Friday, February 24, 2006
Facts about Successful Yoga Teachers, Part 1
By Paul Jerard
Should a Yoga teacher take money for classes? How do you define success for a Yoga teacher? Is it your contribution to the common good? Is it by producing successful teachers? Is it by technical prowess? Is it by how many students you have? Or, is it a combination of these factors?
First things first: Are you “selling Yoga?” If you accept a fee for teaching Yoga, no matter how small or large, you are selling Yoga. If you do not like my frank approach to this issue, then teach Yoga for free. This is not a problem, and that is good Karma Yoga.
However, do not open next to a commercially aggressive Yoga studio or ashram. If you decide to do this, you will see your finances “crash and burn” - while your students flock to the wealthy Guru down the street. Yoga students often think that free Yoga is “junk.”
Once upon a time, I taught free Yoga too. It is not easy to explain a passion to your family, which drains your finances and challenges the quality of your life on a daily basis. If you keep teaching Yoga for free, you will lose a lot of sleep, before you live on the street, with the homeless, or finally, start charging for Yoga lessons.
It is amusing when very wealthy Yoga Gurus claim Yoga is not for making money. My answer: “Excuse me, how did you acquire all that wealth?” Why would a rich Yoga Guru lead anyone to think that taking a payment for teaching Yoga is wrong?
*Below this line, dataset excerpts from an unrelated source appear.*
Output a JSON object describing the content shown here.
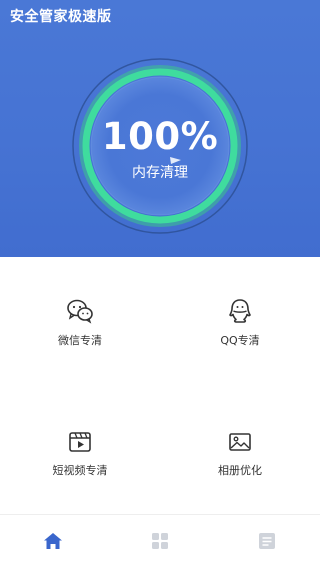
{
  "header": {
    "title": "安全管家极速版"
  },
  "dial": {
    "percent_text": "100%",
    "label": "内存清理",
    "level": 1.0
  },
  "features": [
    {
      "label": "微信专清",
      "icon": "wechat-icon"
    },
    {
      "label": "QQ专清",
      "icon": "qq-icon"
    },
    {
      "label": "短视频专清",
      "icon": "video-icon"
    },
    {
      "label": "相册优化",
      "icon": "photo-icon"
    }
  ],
  "tabbar": {
    "tabs": [
      {
        "icon": "home-icon",
        "active": true
      },
      {
        "icon": "apps-grid-icon",
        "active": false
      },
      {
        "icon": "list-icon",
        "active": false
      }
    ]
  },
  "colors": {
    "brand_blue": "#4673d3",
    "ring_green": "#3fdc9e",
    "active_tab": "#3a66cc",
    "inactive_tab": "#cfd3da"
  }
}
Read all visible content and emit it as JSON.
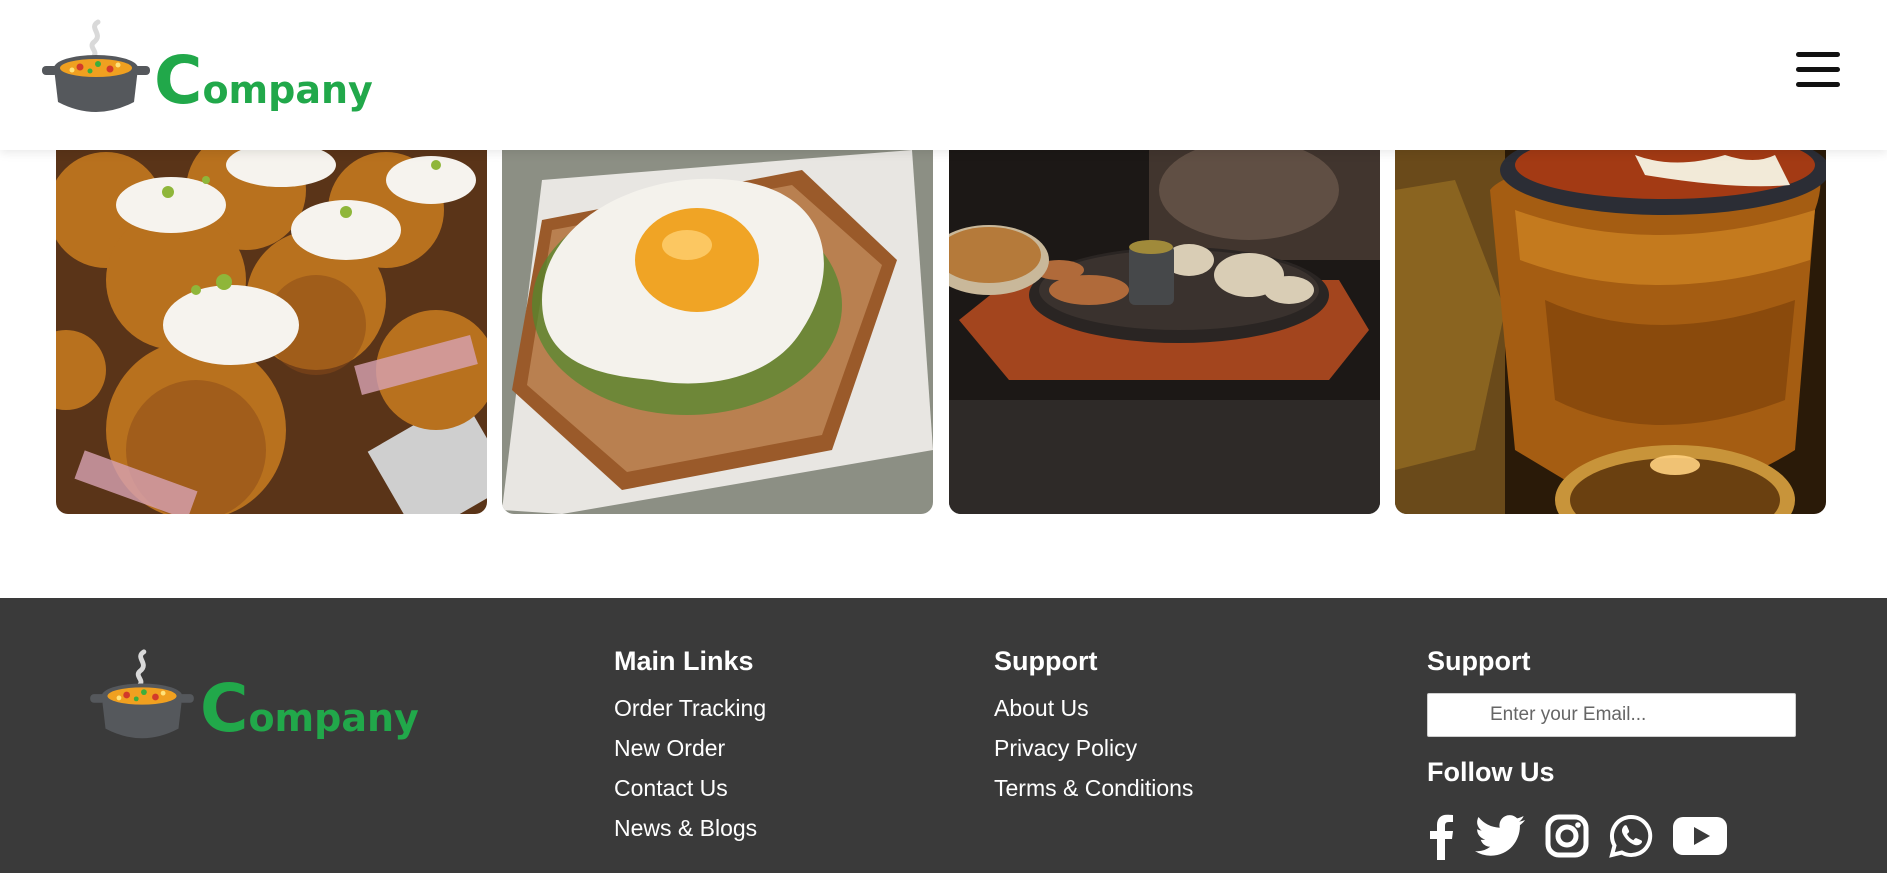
{
  "header": {
    "logo_initial": "C",
    "logo_rest": "ompany"
  },
  "icons": {
    "logo": "cooking-pot-icon",
    "menu": "hamburger-menu-icon",
    "social": [
      "facebook-icon",
      "twitter-icon",
      "instagram-icon",
      "whatsapp-icon",
      "youtube-icon"
    ]
  },
  "gallery": {
    "images": [
      "cupcakes",
      "fried-egg-toast",
      "sizzler-platter",
      "copper-curry-pot"
    ]
  },
  "footer": {
    "logo_initial": "C",
    "logo_rest": "ompany",
    "main_links": {
      "title": "Main Links",
      "items": [
        "Order Tracking",
        "New Order",
        "Contact Us",
        "News & Blogs"
      ]
    },
    "support": {
      "title": "Support",
      "items": [
        "About Us",
        "Privacy Policy",
        "Terms & Conditions"
      ]
    },
    "newsletter": {
      "title": "Support",
      "email_placeholder": "Enter your Email..."
    },
    "follow": {
      "title": "Follow Us"
    }
  },
  "colors": {
    "brand_green": "#21a84a",
    "footer_bg": "#3a3a3a",
    "pot_gray": "#55585c"
  }
}
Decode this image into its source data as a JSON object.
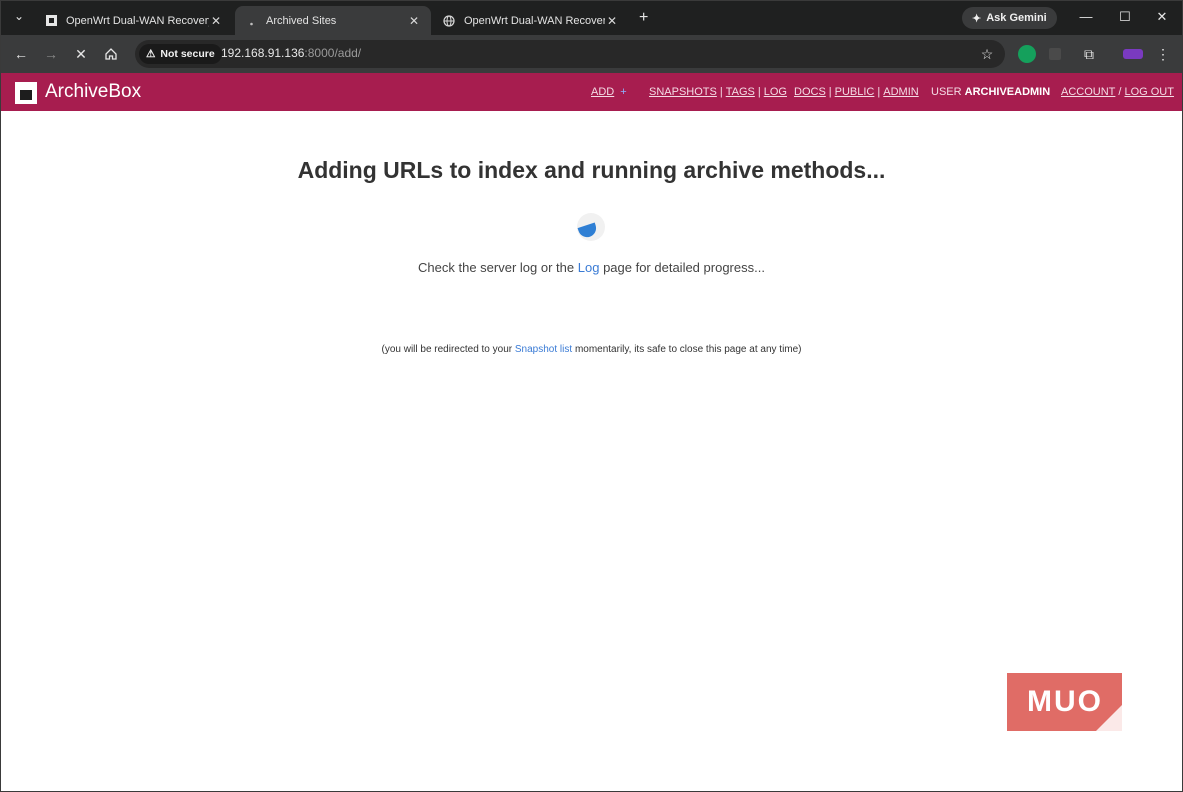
{
  "browser": {
    "tabs": [
      {
        "title": "OpenWrt Dual-WAN Recovery",
        "favicon": "document-icon",
        "active": false
      },
      {
        "title": "Archived Sites",
        "favicon": "loading-icon",
        "active": true
      },
      {
        "title": "OpenWrt Dual-WAN Recovery",
        "favicon": "globe-icon",
        "active": false
      }
    ],
    "gemini_label": "Ask Gemini",
    "security_label": "Not secure",
    "url_host": "192.168.91.136",
    "url_rest": ":8000/add/"
  },
  "header": {
    "brand": "ArchiveBox",
    "nav": {
      "add": "ADD",
      "snapshots": "SNAPSHOTS",
      "tags": "TAGS",
      "log": "LOG",
      "docs": "DOCS",
      "public": "PUBLIC",
      "admin": "ADMIN",
      "user_prefix": "USER",
      "username": "ARCHIVEADMIN",
      "account": "ACCOUNT",
      "logout": "LOG OUT"
    },
    "color": "#a71d4f"
  },
  "main": {
    "headline": "Adding URLs to index and running archive methods...",
    "progress_before": "Check the server log or the",
    "progress_link": "Log",
    "progress_after": "page for detailed progress...",
    "redirect_before": "(you will be redirected to your",
    "redirect_link": "Snapshot list",
    "redirect_after": "momentarily, its safe to close this page at any time)"
  },
  "watermark": {
    "text": "MUO"
  }
}
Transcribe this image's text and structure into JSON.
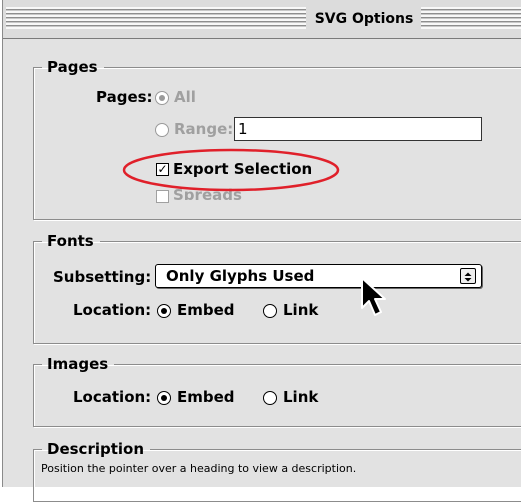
{
  "window": {
    "title": "SVG Options"
  },
  "pages": {
    "legend": "Pages",
    "pages_label": "Pages:",
    "all_label": "All",
    "range_label": "Range:",
    "range_value": "1",
    "export_selection_label": "Export Selection",
    "export_selection_checked": true,
    "spreads_label": "Spreads",
    "spreads_checked": false
  },
  "fonts": {
    "legend": "Fonts",
    "subsetting_label": "Subsetting:",
    "subsetting_value": "Only Glyphs Used",
    "location_label": "Location:",
    "embed_label": "Embed",
    "link_label": "Link",
    "selected": "Embed"
  },
  "images": {
    "legend": "Images",
    "location_label": "Location:",
    "embed_label": "Embed",
    "link_label": "Link",
    "selected": "Embed"
  },
  "description": {
    "legend": "Description",
    "text": "Position the pointer over a heading to view a description."
  },
  "colors": {
    "highlight_ellipse": "#e0202a",
    "panel": "#e2e2e2"
  },
  "icons": {
    "cursor": "arrow-pointer-icon"
  }
}
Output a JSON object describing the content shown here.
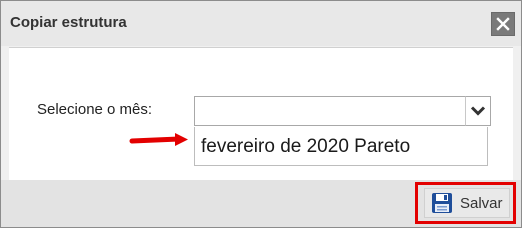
{
  "dialog": {
    "title": "Copiar estrutura",
    "close_icon": "close-icon"
  },
  "form": {
    "month_label": "Selecione o mês:",
    "month_value": "",
    "dropdown_toggle_icon": "chevron-down-icon",
    "options": [
      "fevereiro de 2020 Pareto"
    ]
  },
  "annotation": {
    "arrow_color": "#e30000",
    "highlight_color": "#e30000"
  },
  "footer": {
    "save_label": "Salvar",
    "save_icon": "floppy-disk-icon",
    "save_icon_color": "#1f4e9a"
  }
}
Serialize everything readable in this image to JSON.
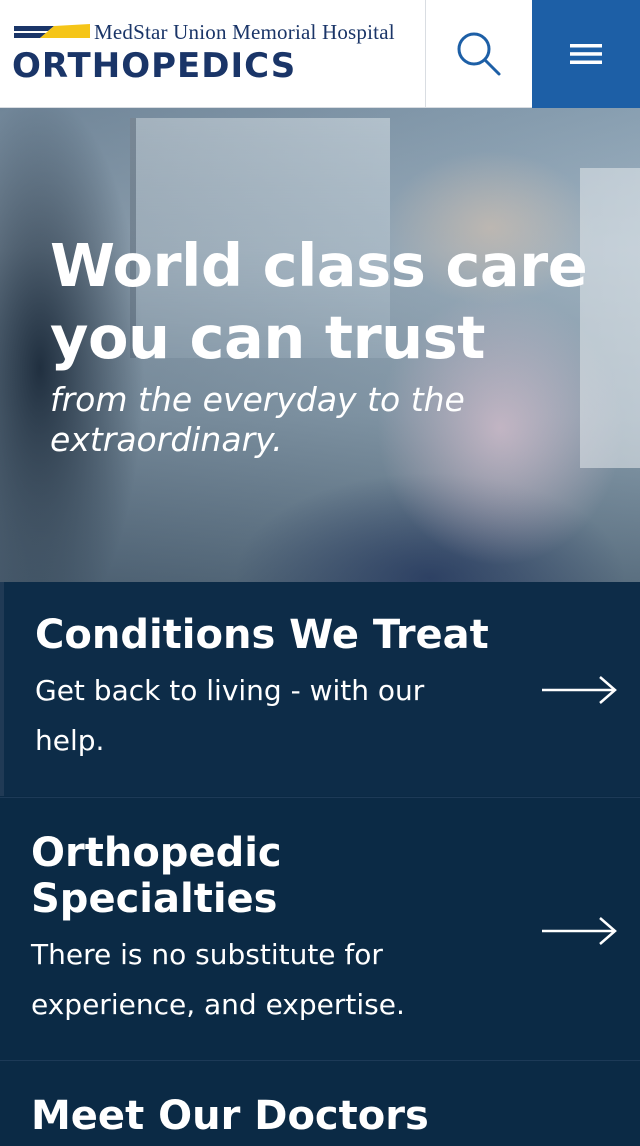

This is why we should appreciate Bikram Choudry’s candid remarks. He says what he thinks and makes no secret about living a life of luxury, due to teaching Yoga. At least, he is honest about his ideas, and he is not a hypocrite.
Therefore, if you accept payments from your students, be honest with yourself. You can always use the money to help others, but you need to pay your overhead costs, eat, and sleep with a roof over your head, first.
If you still feel bad about taking money for teaching Yoga, please open a studio down the street from my North Providence location. We will regularly donate toward your meals at the local soup kitchens. I hope you clearly see my point. So, please do not listen to anyone who tells you that taking money for teaching Yoga is wrong.
Whether a Yoga teacher is rich or poor, a successful Yoga teacher does not worry about money – the universe will supply it.